We were very glad to see that she brought with her some supplies and provisions, casks of wine and oil, flour, salt fish and even a few baskets of vegetables from the Wingfield estate at Darenth. She also brought news.
“Is the king with you?” Anne asked Bridget at once.
“He was, but now he has gone to Tittenhanger, to his tower there. He is all alone in the tower room. He lowers a basket out the window four times a day for his food. He occupies himself in reading and concocting new remedies for the sweat. In truth, he is terrified of it. More terrified than any of us I think.
“Oh, and Jane,” she went on, “my husband has had a letter from your brother Edward. Most of those in your family are tolerably well, but your father is ill.”
“Is he likely to die?” I asked.
Bridget shook her head. “No one can say. But most of them do, once they start to stink. Once the sores appear.”
God help me, I confess, I prayed for my father to die.
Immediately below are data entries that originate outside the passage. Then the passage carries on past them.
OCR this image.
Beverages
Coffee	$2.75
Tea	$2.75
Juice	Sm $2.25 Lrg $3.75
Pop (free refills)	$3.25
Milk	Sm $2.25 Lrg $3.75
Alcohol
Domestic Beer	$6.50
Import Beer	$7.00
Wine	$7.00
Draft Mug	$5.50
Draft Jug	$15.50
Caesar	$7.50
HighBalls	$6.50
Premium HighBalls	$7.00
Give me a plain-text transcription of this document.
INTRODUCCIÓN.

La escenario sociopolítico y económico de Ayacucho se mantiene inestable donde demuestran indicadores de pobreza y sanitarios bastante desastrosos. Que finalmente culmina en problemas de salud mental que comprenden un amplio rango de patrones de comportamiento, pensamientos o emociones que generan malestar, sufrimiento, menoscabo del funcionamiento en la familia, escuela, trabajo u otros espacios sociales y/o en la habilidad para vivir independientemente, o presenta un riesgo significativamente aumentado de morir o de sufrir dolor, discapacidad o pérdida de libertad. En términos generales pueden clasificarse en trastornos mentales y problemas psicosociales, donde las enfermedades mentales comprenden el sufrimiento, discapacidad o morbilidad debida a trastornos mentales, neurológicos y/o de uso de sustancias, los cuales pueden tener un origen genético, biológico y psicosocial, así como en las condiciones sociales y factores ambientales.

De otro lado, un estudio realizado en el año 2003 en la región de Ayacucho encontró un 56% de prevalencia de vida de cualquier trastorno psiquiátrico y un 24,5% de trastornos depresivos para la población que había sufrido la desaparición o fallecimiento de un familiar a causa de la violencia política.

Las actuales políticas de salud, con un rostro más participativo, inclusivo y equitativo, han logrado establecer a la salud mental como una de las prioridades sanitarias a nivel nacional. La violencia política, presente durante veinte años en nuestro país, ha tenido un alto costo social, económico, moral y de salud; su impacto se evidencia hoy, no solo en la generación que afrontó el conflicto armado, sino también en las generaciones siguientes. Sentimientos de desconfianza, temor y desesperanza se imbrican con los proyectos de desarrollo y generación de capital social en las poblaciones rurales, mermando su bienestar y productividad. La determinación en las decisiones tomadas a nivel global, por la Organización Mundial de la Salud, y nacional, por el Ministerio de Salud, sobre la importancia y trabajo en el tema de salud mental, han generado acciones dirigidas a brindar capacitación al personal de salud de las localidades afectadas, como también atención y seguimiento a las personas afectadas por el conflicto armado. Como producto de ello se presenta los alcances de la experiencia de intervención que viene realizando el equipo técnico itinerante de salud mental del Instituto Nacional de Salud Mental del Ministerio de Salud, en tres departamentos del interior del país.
If, as many said, the sweat was divine punishment, then surely no one deserved it more.
“There is a letter for you, Anne. From His Majesty.”
“Read it please, Bridget.”
Bridget looked embarrassed.
“Would you not rather read it by yourself, to yourself?”
“I am tired,” Anne said, and indeed her voice was listless. She leaned on one arm. “Read it. I care not who hears.”
“Sweeting,” the letter began, “fear nothing from this passing scourge. If we are cautious, and use good care, we will not be afflicte
d. Women are not taken as often as men. Take manus Christi and mix it with vinegar and wormwood, rosewater and brown bread crumbs. Smell this often and eat little. Purge your rooms each day with fire. If you can put living spiders into a pouch around your neck the poison will not enter through the heart. I would send you more potions but my apothecary Sartorius is ill and dying. Do not sleep! Else you may not wake.
“Yours from the heart of one who desires you above all things, and will soon send you a shooting glove for us to take hunting. Fear not for want of grain but fasting will drive out sickness.”
The letter was signed, “Your Henry, heart and soul.”
I noticed that Anne was nodding off as Bridget was reading the king’s letter. He cautioned against sleep. I wondered if I ought to wake her. I reached out to touch her shoulder, meaning to shake her gently and rouse her.
Her shoulder was wet.
I gasped, loudly. I couldn’t help myself. We all knew what wetness meant. Sweat!
“Anne, wake up! Anne!”
She murmured a few words.
I backed away. “She feels wet. Her skin is hot,” I said. With a boldness that surprised me, I grasped her arms and raised them high, as Will had done to me when he came to Greenwich just as fear of the sweat was gripping the palace and the town. I was looking for sores, blisters, evidence of the disease.
Sure enough, in the hollows of Anne’s underarms were angry red pustules. She had begun to shiver.
“Oh my Lord,” I heard Bridget cry out. “My Lord, preserve her! Preserve us all!”
“The moat!” Griffith Richards shouted. “Throw her into the moat!”
He went to the largest window in the royal apartments and, grasping the metal bars, gave a mighty tug on them. There was a crash of tumbling masonry as the old stones and mortar gave way, to reveal a clear if narrow opening. An opening barely wide enough for a small woman to squeeze through.
But Anne is not a small woman, I thought. Still—
Griffith Richards picked Anne up and hurried to the window. She kicked and squirmed, struggling to free herself from his strong grasp.